Residents Air Views at Cornersburg Neighborhood Meeting - Vindicator

For the most part, Osborn Avenue residents take care of their neighborhoods, but a few habitually leave trash out for days, which encourages mainly kids to litter.

That was the assessment one woman gave when describing her top neighborhood concerns during a Youngstown Neighborhood Development Corp. public meeting Thursday at New Covenant Church of the Nazarene, 1900 Canfield Road in the city’s Cornersburg section.

The one-hour session, which focused mainly on Youngstown’s southwest section, including Cornersburg, was the third of nine such YNDC gatherings throughout the city to gather residents’ concerns, positive assessments, input, feedback and priorities for what they feel is most crucial for neighborhood development and stabilization.

Their input and ideas are to be used to develop citywide strategies for further neighborhood improvements against a backdrop of limited financial resources for the city, noted Jack Daugherty, YNDC’s program coordinator.

The woman who asked that her name not be used also recalled a home across the street from hers in which suspected drug activity took place.
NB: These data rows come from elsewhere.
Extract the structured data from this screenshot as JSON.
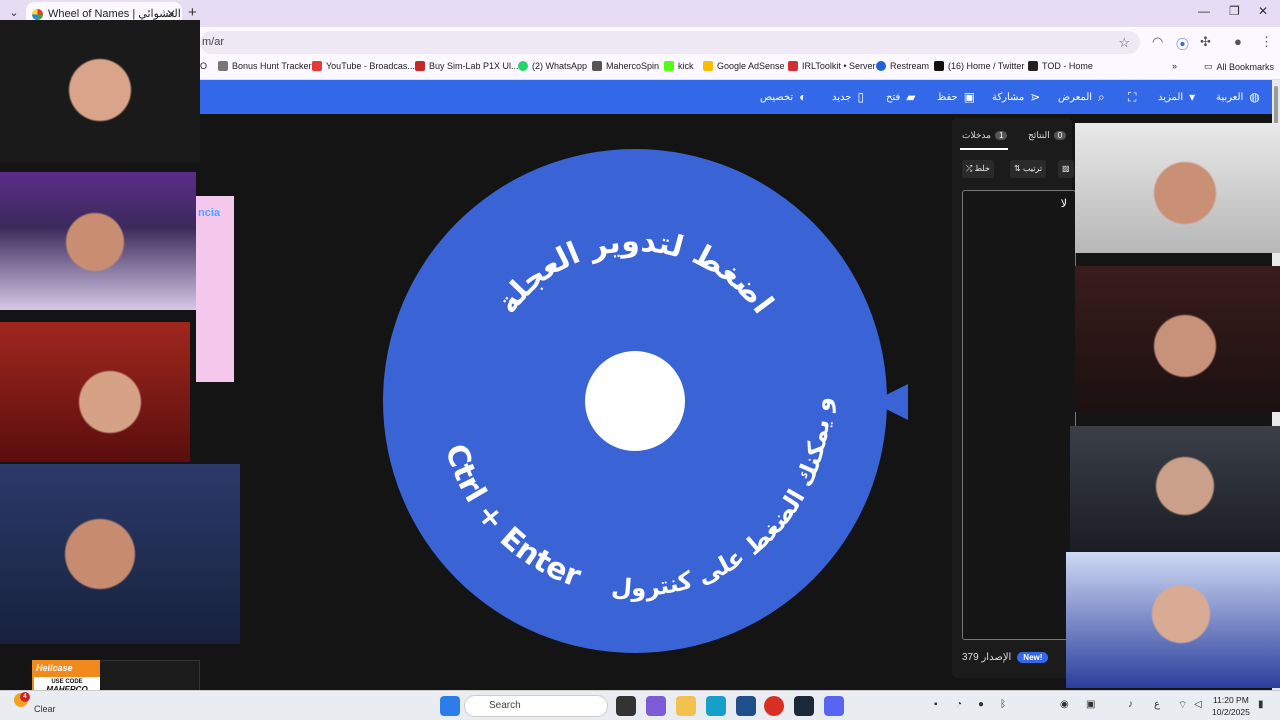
{
  "browser": {
    "tab_title": "Wheel of Names | عجلة الاسم العشوائي",
    "url": "m/ar",
    "bookmarks": [
      "O",
      "Bonus Hunt Tracker",
      "YouTube - Broadcas...",
      "Buy Sim-Lab P1X Ul...",
      "(2) WhatsApp",
      "MahercoSpin",
      "kick",
      "Google AdSense",
      "IRLToolkit • Server",
      "Restream",
      "(16) Home / Twitter",
      "TOD - Home",
      "All Bookmarks"
    ]
  },
  "header": {
    "language": "العربية",
    "more": "المزيد",
    "gallery": "المعرض",
    "share": "مشاركة",
    "save": "حفظ",
    "open": "فتح",
    "new": "جديد",
    "customize": "تخصيص"
  },
  "wheel": {
    "top_text": "اضغط لتدوير العجلة",
    "bottom_text": "أو يمكنك الضغط على كنترول",
    "shortcut": "Ctrl + Enter",
    "color": "#3a63d6"
  },
  "panel": {
    "tab_entries": "مدخلات",
    "entries_count": "1",
    "tab_results": "النتائج",
    "results_count": "0",
    "shuffle": "خلط",
    "sort": "ترتيب",
    "entry_text": "لا",
    "version_label": "الإصدار 379",
    "new_badge": "New!"
  },
  "overlays": {
    "ad_text": "ncia",
    "sponsor_brand": "Hellcase",
    "sponsor_use_code": "USE CODE",
    "sponsor_code": "MAHERCO"
  },
  "taskbar": {
    "weather_badge": "4",
    "weather": "Clear",
    "search_placeholder": "Search",
    "time": "11:20 PM",
    "date": "10/2/2025",
    "lang": "ع"
  }
}
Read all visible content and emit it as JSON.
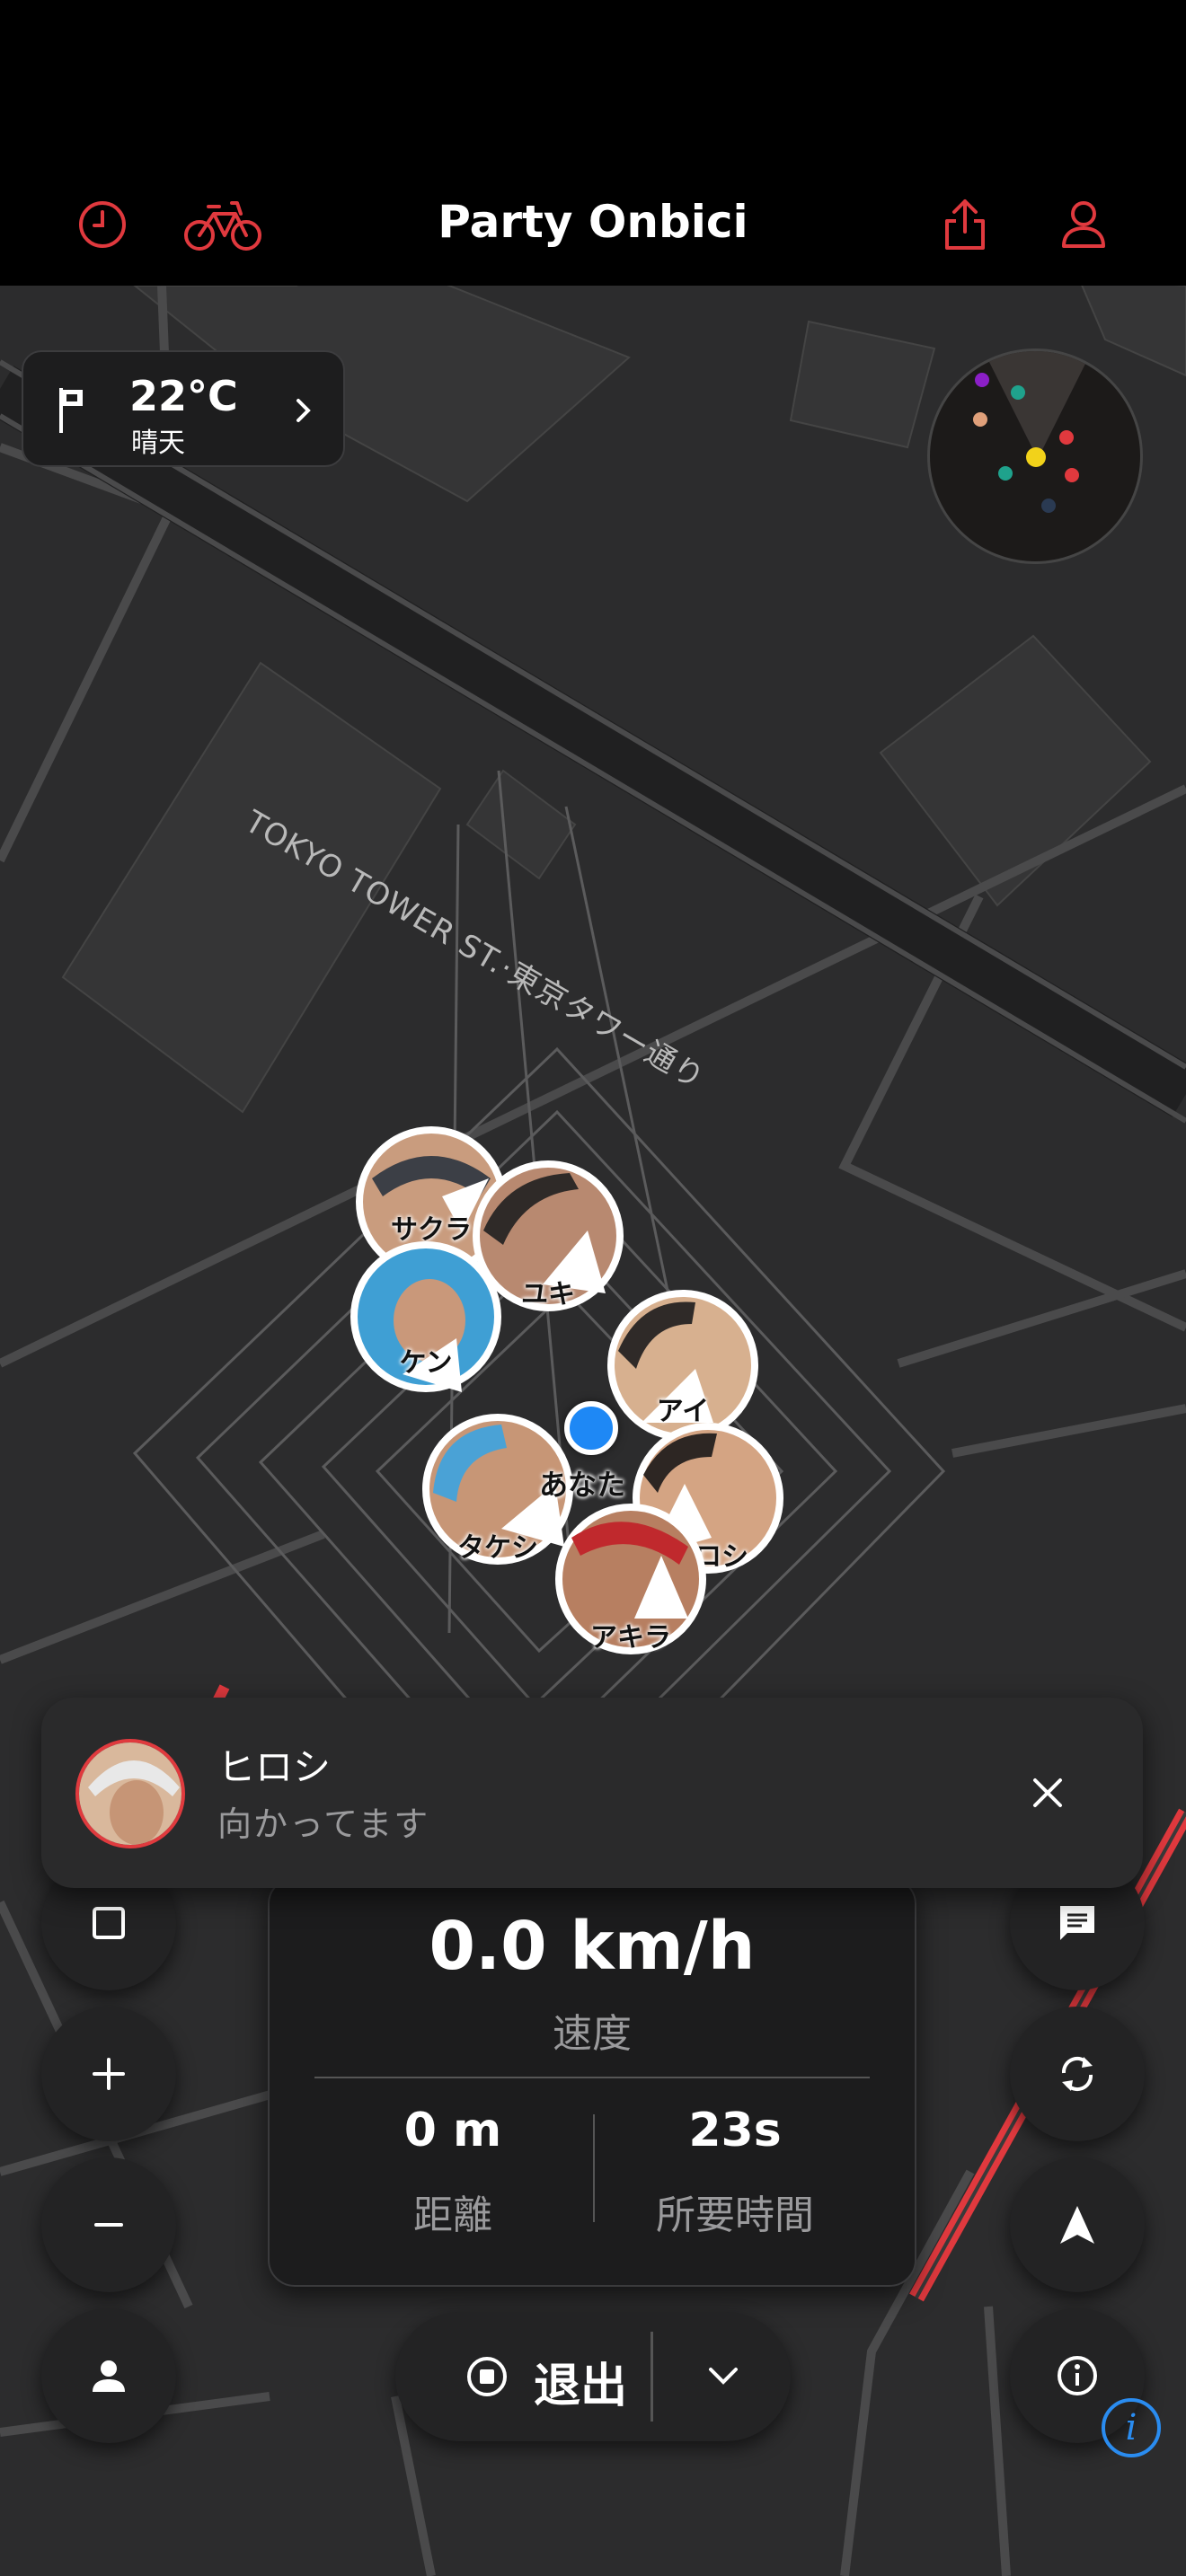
{
  "app": {
    "title": "Party Onbici",
    "brand_color": "#e0393e",
    "icons": [
      "history-clock-icon",
      "bicycle-icon",
      "share-icon",
      "profile-icon"
    ]
  },
  "weather": {
    "temperature": "22°C",
    "condition": "晴天",
    "icons": [
      "flag-icon",
      "chevron-right-icon"
    ]
  },
  "map": {
    "street_label": "TOKYO TOWER ST.·東京タワー通り",
    "route_color": "#e0393e"
  },
  "riders": [
    {
      "name": "サクラ",
      "arrow": "heading-arrow"
    },
    {
      "name": "ユキ",
      "arrow": "heading-arrow"
    },
    {
      "name": "ケン",
      "arrow": "heading-arrow"
    },
    {
      "name": "アイ",
      "arrow": "heading-arrow"
    },
    {
      "name": "タケシ",
      "arrow": "heading-arrow"
    },
    {
      "name": "ヒロシ",
      "arrow": "heading-arrow"
    },
    {
      "name": "アキラ",
      "arrow": "heading-arrow"
    }
  ],
  "you": {
    "label": "あなた",
    "color": "#1e88f5"
  },
  "notification": {
    "name": "ヒロシ",
    "message": "向かってます",
    "close_icon": "close-icon"
  },
  "stats": {
    "speed": "0.0 km/h",
    "speed_label": "速度",
    "distance": "0 m",
    "distance_label": "距離",
    "time": "23s",
    "time_label": "所要時間"
  },
  "controls": {
    "left": [
      "square-stop-icon",
      "zoom-in-icon",
      "zoom-out-icon",
      "person-icon"
    ],
    "right": [
      "chat-icon",
      "sync-icon",
      "navigate-arrow-icon",
      "info-icon"
    ]
  },
  "exit": {
    "label": "退出",
    "icons": [
      "stop-circle-icon",
      "chevron-down-icon"
    ]
  }
}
She became frustrated when told on two occasions that nothing could be done, she said.

Daugherty pointed to several demographics regarding the city’s southwest corner, noting that it’s seen a smaller population decline between 1990 and 2012 than most other parts of Youngstown.

The area also has a relatively high median income, stable property and home ownership, a strong housing market and relatively low crime, he noted. In addition, it has a higher percentage of older residents, he continued.

Daugherty also pointed to a trend that has plagued the city for years, in which having too few homebuyers results in slow sales, leading to decreased property values and higher rates of abandonment.

During Thursday’s session, one woman complained that a neighbor chronically neglects his yard. A 29-year resident said several water and sanitary pipes near her home need to be replaced.

The majority of complaints city officials receive are related to everyday quality-of-life issues, noted Mayor John A. McNally.

People with such concerns can send emails to the mayor’s office at, he said.

“Stay involved; we need your input. We’re interested in action,” Daugherty said in response to one woman who asked how she can work with YNDC.

The next meeting is set for 6 p.m. Tuesday at Price Memorial AME Zion Church, 920 Dryden Ave. on the East Side.